The following chart shows the speedup of FlagGems compared with PyTorch ATen library in eager mode. The speedup is calculated by averaging the speedup on each shape, representing the overall performance of the operator.
TBD
FlagGems provides an automatic code generation mechanism that enables developers to easily generate both pointwise and fused operators. The auto-generation system supports a variety of requirements, including standard element-wise computations, non-tensor parameters, and specifying output types. Please refer to pointwise_dynamic document for more details.
FlagGems introduces LibEntry, which independently manages the kernel cache and bypasses the runtime of Autotuner,
Heuristics, and JitFunction. To use this feature, simply decorate the Triton kernel with LibEntry.

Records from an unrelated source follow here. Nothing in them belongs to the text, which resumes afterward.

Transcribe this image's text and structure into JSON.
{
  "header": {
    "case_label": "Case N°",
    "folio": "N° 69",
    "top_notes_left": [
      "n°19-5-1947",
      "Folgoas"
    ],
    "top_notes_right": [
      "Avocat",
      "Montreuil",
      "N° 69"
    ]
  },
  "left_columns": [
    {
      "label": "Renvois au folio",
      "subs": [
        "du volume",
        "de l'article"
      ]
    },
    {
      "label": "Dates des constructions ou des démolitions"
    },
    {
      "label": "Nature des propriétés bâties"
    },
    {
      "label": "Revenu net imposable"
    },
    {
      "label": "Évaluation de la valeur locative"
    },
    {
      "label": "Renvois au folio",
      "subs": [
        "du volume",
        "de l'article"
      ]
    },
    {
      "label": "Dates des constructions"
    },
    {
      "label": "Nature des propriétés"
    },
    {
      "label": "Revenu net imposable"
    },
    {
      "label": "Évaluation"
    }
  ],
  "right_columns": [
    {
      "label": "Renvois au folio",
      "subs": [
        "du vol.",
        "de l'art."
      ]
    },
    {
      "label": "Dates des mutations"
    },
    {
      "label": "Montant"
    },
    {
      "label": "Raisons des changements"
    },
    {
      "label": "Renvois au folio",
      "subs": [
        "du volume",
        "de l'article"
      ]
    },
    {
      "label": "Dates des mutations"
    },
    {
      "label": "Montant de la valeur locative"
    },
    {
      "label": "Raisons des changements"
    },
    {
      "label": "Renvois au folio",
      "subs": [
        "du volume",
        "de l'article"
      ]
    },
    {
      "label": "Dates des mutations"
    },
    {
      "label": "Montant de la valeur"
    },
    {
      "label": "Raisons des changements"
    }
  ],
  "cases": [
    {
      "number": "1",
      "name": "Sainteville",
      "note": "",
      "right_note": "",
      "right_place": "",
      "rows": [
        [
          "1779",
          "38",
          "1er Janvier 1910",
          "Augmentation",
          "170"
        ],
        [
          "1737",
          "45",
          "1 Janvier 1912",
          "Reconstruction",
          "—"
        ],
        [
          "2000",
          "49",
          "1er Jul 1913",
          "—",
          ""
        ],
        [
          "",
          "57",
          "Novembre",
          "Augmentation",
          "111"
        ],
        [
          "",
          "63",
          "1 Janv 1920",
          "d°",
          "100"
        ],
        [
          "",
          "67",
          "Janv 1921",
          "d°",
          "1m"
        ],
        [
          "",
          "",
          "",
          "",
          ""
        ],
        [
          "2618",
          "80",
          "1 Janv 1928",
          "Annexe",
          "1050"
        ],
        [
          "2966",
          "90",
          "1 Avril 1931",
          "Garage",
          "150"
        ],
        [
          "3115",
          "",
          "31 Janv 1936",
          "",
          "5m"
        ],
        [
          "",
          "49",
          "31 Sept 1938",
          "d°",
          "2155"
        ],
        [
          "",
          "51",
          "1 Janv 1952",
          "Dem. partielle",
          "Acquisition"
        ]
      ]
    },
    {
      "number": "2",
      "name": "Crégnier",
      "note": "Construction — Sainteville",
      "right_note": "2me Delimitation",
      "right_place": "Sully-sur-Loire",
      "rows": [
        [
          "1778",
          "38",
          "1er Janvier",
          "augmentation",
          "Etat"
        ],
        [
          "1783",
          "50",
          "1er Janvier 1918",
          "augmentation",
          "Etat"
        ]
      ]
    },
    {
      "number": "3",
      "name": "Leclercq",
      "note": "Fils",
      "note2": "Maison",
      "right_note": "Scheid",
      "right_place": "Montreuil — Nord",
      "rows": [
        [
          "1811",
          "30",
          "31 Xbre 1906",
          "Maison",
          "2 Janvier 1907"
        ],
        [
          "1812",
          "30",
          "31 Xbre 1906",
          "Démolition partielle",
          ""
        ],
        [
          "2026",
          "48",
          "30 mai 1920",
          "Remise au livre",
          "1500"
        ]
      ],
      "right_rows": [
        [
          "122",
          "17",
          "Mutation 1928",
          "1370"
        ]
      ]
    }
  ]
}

LibEntry also supports direct wrapping of Autotuner, Heuristics, and JitFunction, preserving full tuning functionality.
However, it avoids nested runtime type invocations, eliminating redundant parameter processing.
This means no need for binding or type wrapping, resulting in a simplified cache key format and reduced unnecessary key computation.
FlagGems supports a wide range of hardware platforms and has been extensively tested across different hardware configurations.
The currently supported platforms are:
| Vendor | State | float16 | float32 | bfloat16 |
|---|---|---|---|---|
| AIPU | ✅ (Partial ) | ✅ | ✅ | ✅ |
| ARM(CPU) | 🚧 | |||
| Ascend | ✅ (Partial ) | ✅ | ✅ | ✅ |
| Cambricon | ✅ | ✅ | ✅ | ✅ |
| Hygon | ✅ | ✅ | ✅ | ✅ |
| Iluvatar | ✅ | ✅ | ✅ | ✅ |
| Kunlunxin | ✅ | ✅ | ✅ | ✅ |
| MetaX | ✅ | ✅ | ✅ | ✅ |
| Mthreads | ✅ | ✅ | ✅ | ✅ |
| NVIDIA | ✅ | ✅ | ✅ | ✅ |
| TsingMicro | 🚧 |
FlagGems supports 10+ backends.
The C++ Triton function dispatcher is an ongoing work.
FlagGems can be installed either as a pure Python package or as a package with C++ extensions. The C++ runtime is designed to address the overhead of the Python runtime and improve end-to-end performance.